Love this. Leads somewhere so unexpected - not at all where i thought this approach would take me. Some of the subtle transformations are downright transcendent.
I was super short on time with this one. The first though I had about a song within a song was about fugues, wherein one melodic line is transposed, sped up or slowed down to created the other lines for other instruments. So i did that, and then used wavetable samplers to sample parts of the song and re-insert them (the intro for instance, and throughout the track).
Brook. Thank you for the reply. I really love the idea of letting different music bits fall together and hearing the unexpected melodies or rhythms appear. Glad you noticed the subtle transformations. =)
Thanks! I had other plans for the orchestral vs. synthesizer sections, but playing them back and forth like this turned out to sound much more interesting. I’m imagining a live performance with a classical sextet at stage left, versus one guy with a synth stack on the right.
Dealing w some family health issues the past few months but this one is too good to pass up…
the length of the first note is doubled by the second note. Then the following sequence of 2 notes has twice the time, the next sequence of 4 notes has 4 times the time and so on. The second pitch is a step above the first. The next two pitches are a step above the first two pitches, the next 4 pitches are a step above the previous 4 and so on…
When I heard the concept I thought of fractals. I’ve been studying Tabla (a set of Indian drums) for the last year or so and I’ve learned that it’s not uncommon in Tabla music to take a set of Bols (strikes on the drum) and double the speed of them. In a sense, a copy of a copy.
I took one of the tabla beats I’ve been learning and programmed it into my Drumbrute Impact Drum Machine, then doubled and redoubled the speed. I made some drone sounds with my modular setup. Hearing that the modular doesn’t speed up while the drums do, gives you an Idea of the fractal-like nature of this practice.
I’m not fast enough to play this Kaida at the speed that it goes in this piece, but it is by no means unrealistic for tabla masters to play this fast. My instructor could play faster than this in his sleep.
Nesting loops from a piano improv, with incidental bird chirps.
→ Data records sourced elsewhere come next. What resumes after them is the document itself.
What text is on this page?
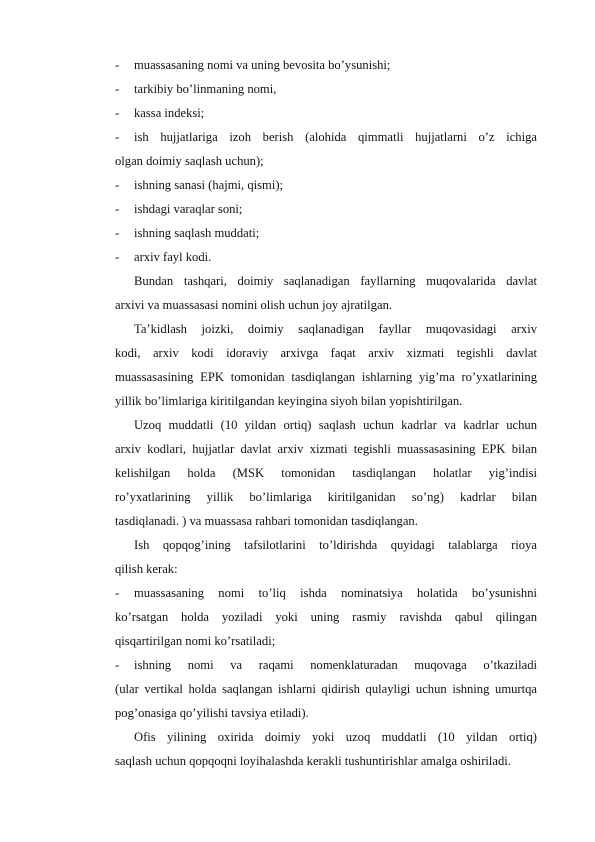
- muassasaning nomi va uning bevosita bo’ysunishi;
- tarkibiy bo’linmaning nomi,
- kassa indeksi;
- ish hujjatlariga izoh berish (alohida qimmatli hujjatlarni o’z ichiga
olgan doimiy saqlash uchun);
- ishning sanasi (hajmi, qismi);
- ishdagi varaqlar soni;
- ishning saqlash muddati;
- arxiv fayl kodi.
Bundan tashqari, doimiy saqlanadigan fayllarning muqovalarida davlat
arxivi va muassasasi nomini olish uchun joy ajratilgan.
Ta’kidlash joizki, doimiy saqlanadigan fayllar muqovasidagi arxiv
kodi, arxiv kodi idoraviy arxivga faqat arxiv xizmati tegishli davlat
muassasasining EPK tomonidan tasdiqlangan ishlarning yig’ma ro’yxatlarining
yillik bo’limlariga kiritilgandan keyingina siyoh bilan yopishtirilgan.
Uzoq muddatli (10 yildan ortiq) saqlash uchun kadrlar va kadrlar uchun
arxiv kodlari, hujjatlar davlat arxiv xizmati tegishli muassasasining EPK bilan
kelishilgan holda (MSK tomonidan tasdiqlangan holatlar yig’indisi
ro’yxatlarining yillik bo’limlariga kiritilganidan so’ng) kadrlar bilan
tasdiqlanadi. ) va muassasa rahbari tomonidan tasdiqlangan.
Ish qopqog’ining tafsilotlarini to’ldirishda quyidagi talablarga rioya
qilish kerak:
- muassasaning nomi to’liq ishda nominatsiya holatida bo’ysunishni
ko’rsatgan holda yoziladi yoki uning rasmiy ravishda qabul qilingan
qisqartirilgan nomi ko’rsatiladi;
- ishning nomi va raqami nomenklaturadan muqovaga o’tkaziladi
(ular vertikal holda saqlangan ishlarni qidirish qulayligi uchun ishning umurtqa
pog’onasiga qo’yilishi tavsiya etiladi).
Ofis yilining oxirida doimiy yoki uzoq muddatli (10 yildan ortiq)
saqlash uchun qopqoqni loyihalashda kerakli tushuntirishlar amalga oshiriladi.
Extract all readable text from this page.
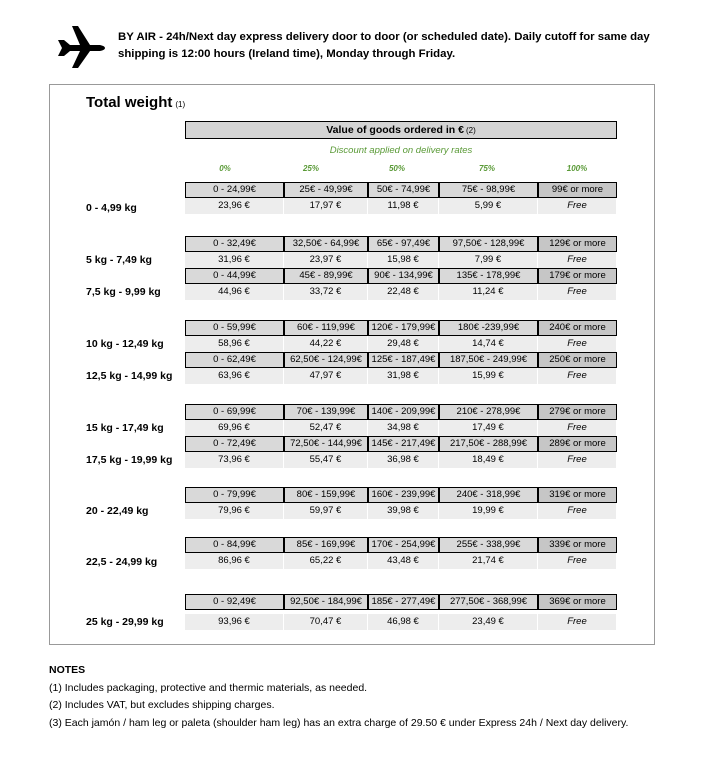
BY AIR - 24h/Next day express delivery door to door (or scheduled date). Daily cutoff for same day shipping is 12:00 hours (Ireland time), Monday through Friday.
Total weight (1)
Value of goods ordered in € (2)
Discount applied on delivery rates
0%	25%	50%	75%	100%
0 - 4,99 kg
0 - 24,99€	25€ - 49,99€	50€ - 74,99€	75€ - 98,99€	99€ or more
23,96 €	17,97 €	11,98 €	5,99 €	Free
5 kg - 7,49 kg
0 - 32,49€	32,50€ - 64,99€	65€ - 97,49€	97,50€ - 128,99€	129€ or more
31,96 €	23,97 €	15,98 €	7,99 €	Free
7,5 kg - 9,99 kg
0 - 44,99€	45€ - 89,99€	90€ - 134,99€	135€ - 178,99€	179€ or more
44,96 €	33,72 €	22,48 €	11,24 €	Free
10 kg - 12,49 kg
0 - 59,99€	60€ - 119,99€	120€ - 179,99€	180€ -239,99€	240€ or more
58,96 €	44,22 €	29,48 €	14,74 €	Free
12,5 kg - 14,99 kg
0 - 62,49€	62,50€ - 124,99€	125€ - 187,49€	187,50€ - 249,99€	250€ or more
63,96 €	47,97 €	31,98 €	15,99 €	Free
15 kg - 17,49 kg
0 - 69,99€	70€ - 139,99€	140€ - 209,99€	210€ - 278,99€	279€ or more
69,96 €	52,47 €	34,98 €	17,49 €	Free
17,5 kg - 19,99 kg
0 - 72,49€	72,50€ - 144,99€	145€ - 217,49€	217,50€ - 288,99€	289€ or more
73,96 €	55,47 €	36,98 €	18,49 €	Free
20 - 22,49 kg
0 - 79,99€	80€ - 159,99€	160€ - 239,99€	240€ - 318,99€	319€ or more
79,96 €	59,97 €	39,98 €	19,99 €	Free
22,5 - 24,99 kg
0 - 84,99€	85€ - 169,99€	170€ - 254,99€	255€ - 338,99€	339€ or more
86,96 €	65,22 €	43,48 €	21,74 €	Free
25 kg - 29,99 kg
0 - 92,49€	92,50€ - 184,99€	185€ - 277,49€	277,50€ - 368,99€	369€ or more
93,96 €	70,47 €	46,98 €	23,49 €	Free
NOTES
(1) Includes packaging, protective and thermic materials, as needed.
(2) Includes VAT, but excludes shipping charges.
(3) Each jamón / ham leg or paleta (shoulder ham leg) has an extra charge of 29.50 € under Express 24h / Next day delivery.
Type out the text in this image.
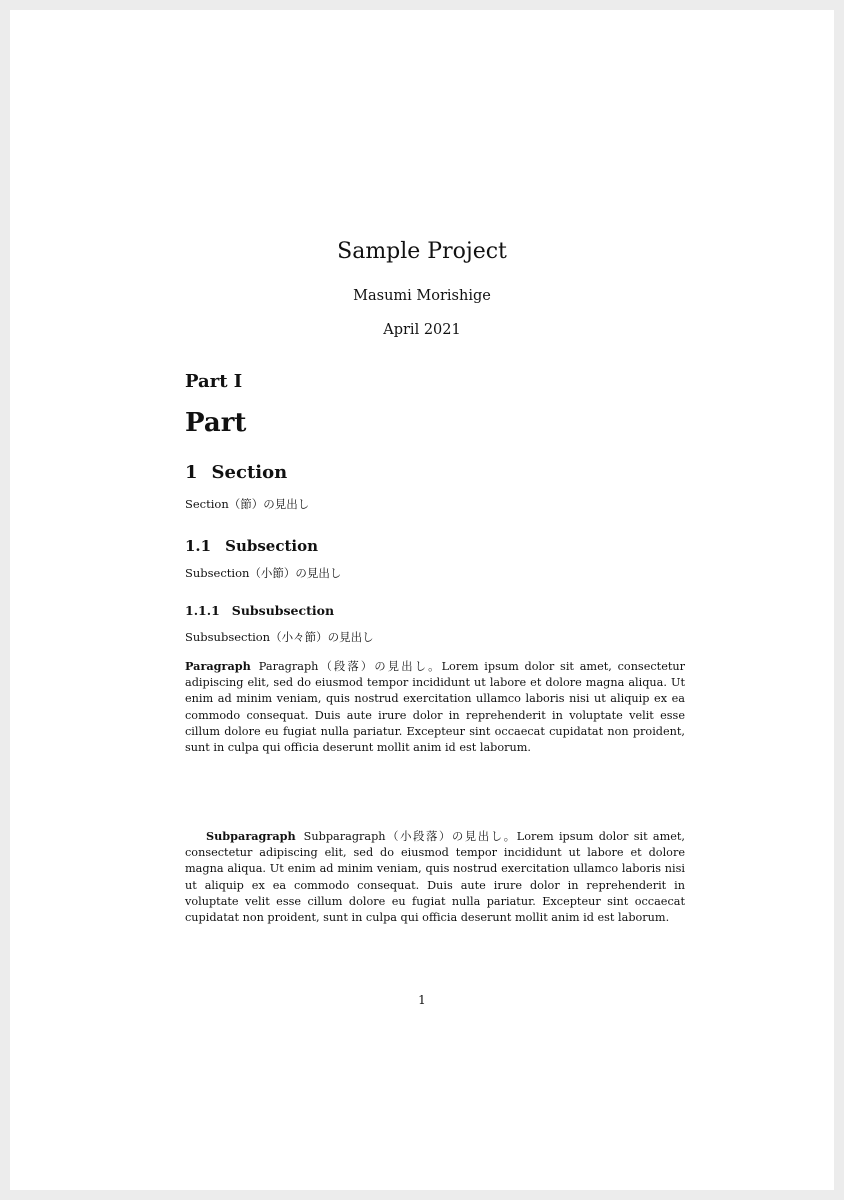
Sample Project
Masumi Morishige
April 2021
Part I
Part
1 Section
Section（節）の見出し
1.1 Subsection
Subsection（小節）の見出し
1.1.1 Subsubsection
Subsubsection（小々節）の見出し

Paragraph Paragraph（段落）の見出し。Lorem ipsum dolor sit amet, consectetur adipiscing elit, sed do eiusmod tempor incididunt ut labore et dolore magna aliqua. Ut enim ad minim veniam, quis nostrud exercitation ullamco laboris nisi ut aliquip ex ea commodo consequat. Duis aute irure dolor in reprehenderit in voluptate velit esse cillum dolore eu fugiat nulla pariatur. Excepteur sint occaecat cupidatat non proident, sunt in culpa qui officia deserunt mollit anim id est laborum.

Subparagraph Subparagraph（小段落）の見出し。Lorem ipsum dolor sit amet, consectetur adipiscing elit, sed do eiusmod tempor incididunt ut labore et dolore magna aliqua. Ut enim ad minim veniam, quis nostrud exercitation ullamco laboris nisi ut aliquip ex ea commodo consequat. Duis aute irure dolor in reprehenderit in voluptate velit esse cillum dolore eu fugiat nulla pariatur. Excepteur sint occaecat cupidatat non proident, sunt in culpa qui officia deserunt mollit anim id est laborum.

1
I only used Sonar’s Groove Clip Looping for processing, which creates it’s own kind of granular delay side effect as it stretches files. I stretched a short clip from the original recording to 2, 3, 4, and 8 times its length, and also shortened it to 1/2, 1/4, and nearly 1/8. All the resulting tracks were then put back together in the mix, with changes to panning and levels.The piece ends after the longest stretched iteration of the phrase has finished playing.
Thankyou! It was a simple solution and executed quickly. So there’s definitely room for improvement. I do think there is a possible composition technique in this that I’m tempted to investigate further. Starting with melodies from different scales, I suppose the accidental formation of chords could take on different moods and atmospheres. To not make things cluttered I chose a fast percussive sound, but with a little longer release maybe more interesting textures could be achieved. Cheers!
Great track. Amazing how that piano ended up sounding like a Cymbalo.
Cheers to a fellow Sonar user.
this is really good! thank you for sharing
Thanks! Yeah, the quick little attacks that came out when I shortened the loop really do sound like one. Fun to use a feature that can be a little hinky at time in Sonar for the creative greater good. Cheers back!
This came out as a beautiful counterpoint piece! Your editing really did justice - it feels very cohesive. Really lovely!
Great interpretation of putting a sound inside a sound. I hadn’t heard of singing sands before, your recording made me curious. Went down a nice little rabbit hole of discovery because of it - thank you!
Really enjoyed this. Thanks for sharing.
Overall I have really been inspired by the different interpretations people have had.
This is a wonderful piece!
Thanks! Yes, same here. Enjoyed hearing and reading about your interpretation, too.